Open enrollment for health plans effective Jan. 1, 2019, will run from Nov. 1 to Dec. 15, giving consumers the least amount of time to enroll in or renew plans since the Affordable Care Act (ACA) became law. Last year, consumers had an additional week.
As a result, Access Health CT (AHCT), Connecticut’s health insurance exchange, is broadening its outreach and marketing efforts and, for the first time, giving consumers a sneak peek at plans.
“A lot of people want to see what options they have ahead of open enrollment,” said AHCT Marketing Director Andrea Ravitz. “Every year, we need to remind individuals that they have choices. We want to make sure they have access to as much information as possible to pick the right plan.”
Consumers can browse plans starting today using a special tool at accesshealthct.com. In addition, AHCT is holding a series of events across the state and offering phone, online and in-person assistance to help individuals choose a plan.
The average ACA monthly premium cost was $689 this year, but for 75 percent of enrollees the average subsidy was $600, according to a report from the Centers for Medicare & Medicaid Services.
The marketplace has two insurance carriers, ConnectiCare and Anthem. Many plans offered for 2019 under both carriers will cost more, but in September state regulators drastically reduced the rate hikes both carriers had sought.
Anthem had proposed a 9.1 percent rate increase for 2019 plans, but regulators approved an average premium increase of 2.7 percent. ConnectiCare had sought a 13 percent increase, which was pared down to an average increase of 4 percent.
As in the past, plans are organized into bronze, silver, gold and platinum categories, and consumers should compare plans to see what works best for them.

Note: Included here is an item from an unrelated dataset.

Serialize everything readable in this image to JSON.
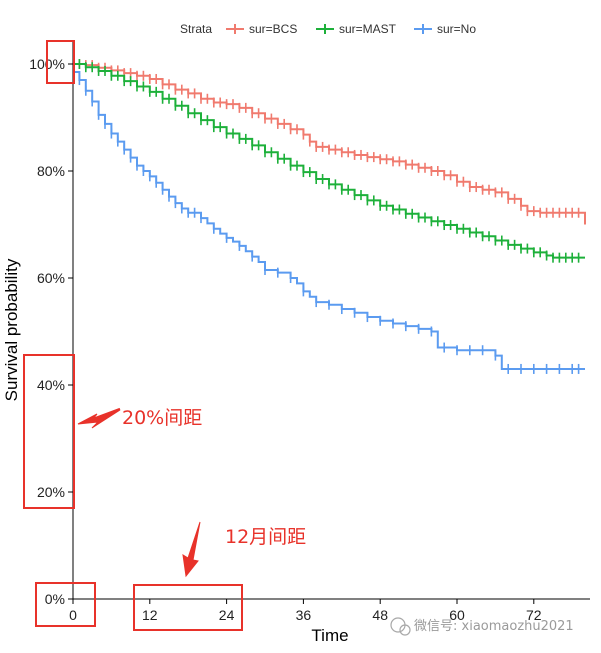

Platinum plans, for instance, typically have higher premiums but lower out-of-pocket costs, whereas bronze plans have the lowest premiums but highest out-of-pocket costs.
No ‘Opt Out’ Fines
One big change consumers will notice for 2019: There will be no financial penalty for opting not to buy insurance.

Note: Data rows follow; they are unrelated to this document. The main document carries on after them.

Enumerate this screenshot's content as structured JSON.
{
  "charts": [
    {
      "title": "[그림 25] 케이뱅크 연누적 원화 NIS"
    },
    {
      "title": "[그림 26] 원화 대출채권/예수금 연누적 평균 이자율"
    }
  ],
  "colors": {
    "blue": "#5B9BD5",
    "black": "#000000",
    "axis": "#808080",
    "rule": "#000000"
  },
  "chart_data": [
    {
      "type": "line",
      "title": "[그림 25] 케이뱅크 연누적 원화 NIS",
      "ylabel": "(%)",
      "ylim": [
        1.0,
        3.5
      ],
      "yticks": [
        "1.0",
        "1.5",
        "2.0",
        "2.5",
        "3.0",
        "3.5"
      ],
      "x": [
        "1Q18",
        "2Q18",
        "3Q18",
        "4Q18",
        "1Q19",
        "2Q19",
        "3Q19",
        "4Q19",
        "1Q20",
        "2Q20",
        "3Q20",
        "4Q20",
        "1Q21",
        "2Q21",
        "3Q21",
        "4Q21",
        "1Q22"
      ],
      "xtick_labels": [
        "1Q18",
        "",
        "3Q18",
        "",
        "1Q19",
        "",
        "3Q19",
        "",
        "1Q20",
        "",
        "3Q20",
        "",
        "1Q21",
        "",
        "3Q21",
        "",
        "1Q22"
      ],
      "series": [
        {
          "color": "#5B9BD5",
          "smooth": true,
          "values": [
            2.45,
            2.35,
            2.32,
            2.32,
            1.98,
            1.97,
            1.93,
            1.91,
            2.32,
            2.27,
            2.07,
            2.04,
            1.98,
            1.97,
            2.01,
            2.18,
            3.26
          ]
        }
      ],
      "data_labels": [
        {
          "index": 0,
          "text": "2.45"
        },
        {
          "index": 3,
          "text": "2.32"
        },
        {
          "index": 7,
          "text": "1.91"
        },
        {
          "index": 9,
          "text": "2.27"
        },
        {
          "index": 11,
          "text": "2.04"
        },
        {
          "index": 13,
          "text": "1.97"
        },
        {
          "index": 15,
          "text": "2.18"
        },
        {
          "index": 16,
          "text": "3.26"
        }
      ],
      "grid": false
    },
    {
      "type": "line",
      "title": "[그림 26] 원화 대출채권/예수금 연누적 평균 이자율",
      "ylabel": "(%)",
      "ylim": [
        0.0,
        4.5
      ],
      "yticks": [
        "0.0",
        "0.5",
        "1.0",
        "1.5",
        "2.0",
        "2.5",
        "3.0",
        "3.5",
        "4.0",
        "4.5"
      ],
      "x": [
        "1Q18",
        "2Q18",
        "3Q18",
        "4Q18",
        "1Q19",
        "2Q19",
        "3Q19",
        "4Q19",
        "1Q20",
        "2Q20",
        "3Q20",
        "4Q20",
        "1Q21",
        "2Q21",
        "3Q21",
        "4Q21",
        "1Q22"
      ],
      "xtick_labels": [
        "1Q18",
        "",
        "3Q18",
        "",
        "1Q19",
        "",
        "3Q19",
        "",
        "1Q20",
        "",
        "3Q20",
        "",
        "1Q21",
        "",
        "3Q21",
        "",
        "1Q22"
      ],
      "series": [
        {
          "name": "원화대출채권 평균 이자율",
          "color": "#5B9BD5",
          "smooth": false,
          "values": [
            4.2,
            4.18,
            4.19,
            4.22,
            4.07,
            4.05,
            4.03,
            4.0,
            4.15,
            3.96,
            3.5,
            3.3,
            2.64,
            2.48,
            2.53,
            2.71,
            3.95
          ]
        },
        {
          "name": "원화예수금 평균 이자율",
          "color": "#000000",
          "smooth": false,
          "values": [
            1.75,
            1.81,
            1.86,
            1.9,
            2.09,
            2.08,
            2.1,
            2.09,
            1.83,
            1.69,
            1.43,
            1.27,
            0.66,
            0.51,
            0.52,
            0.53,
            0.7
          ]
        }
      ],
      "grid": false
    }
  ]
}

In previous years, most consumers had to have insurance or face a fine. Those who had no insurance in 2018 will pay either 2.5 percent of their yearly household income or $695 per person ($347.50 per child), whichever is higher, when they file their 2018 tax returns in early 2019.
Ravitz said AHCT conducted focused groups with about 60 individuals to gauge whether the absence of a penalty would impact enrollment trends for 2019.
“The majority said, with or without the tax penalty, it wouldn’t affect their decision,” she said.
AHCT is the online marketplace created by the ACA, sweeping health care reform legislation that requires most Americans to have health insurance.
During open enrollment, people without coverage can shop for insurance plans and those with coverage can renew or change their plans.
Ravitz said it is too soon to predict how many people will enroll in plans through the exchange this year, but 114,134 did last year, up more than 2 percent from the previous year. Of those, most—about 73 percent—enrolled in plans offered by ConnectiCare.
Various improvements have been made to AHCT’s website, including enhanced live chat capabilities and a new “Compare Plans” link that will let consumers see various plans’ physician networks, prescription coverage, out-of-pocket expenses and other benefits, Ravitz said.
“This is going to allow people to make better, more informed choices,” she said of the comparison tool. While monthly premium costs often play major roles in which plans consumers choose, she added, “We want to make sure people are able to make better decisions rather than just looking at the price tag.”
After open enrollment ends on Dec. 15, consumers can sign up for 2019 coverage only if they have a qualifying life event, such as loss of insurance, marriage or the birth of a child. New this year, pregnancy is now a qualifying life event.
Consumers can apply online, call AHCT at 855-805-4325, get in-person help, or use AHCT’s free mobile app for smartphones or tablets.
AHCT, now in its sixth year, also will open seven enrollment centers statewide in early November where people can receive in-person help, and will host six enrollment fairs. In addition, it will host a traveling series of educational discussions called “Healthy Chats,” during which experts will speak to groups of people about enrollment options as well as answer questions.
Usually, some people—about 15 percent of those who enroll in plans through AHCT—have trouble verifying the income or citizenship information they must submit once the open enrollment period ends, Ravitz said. AHCT is increasing efforts to reach and help those people too, she added.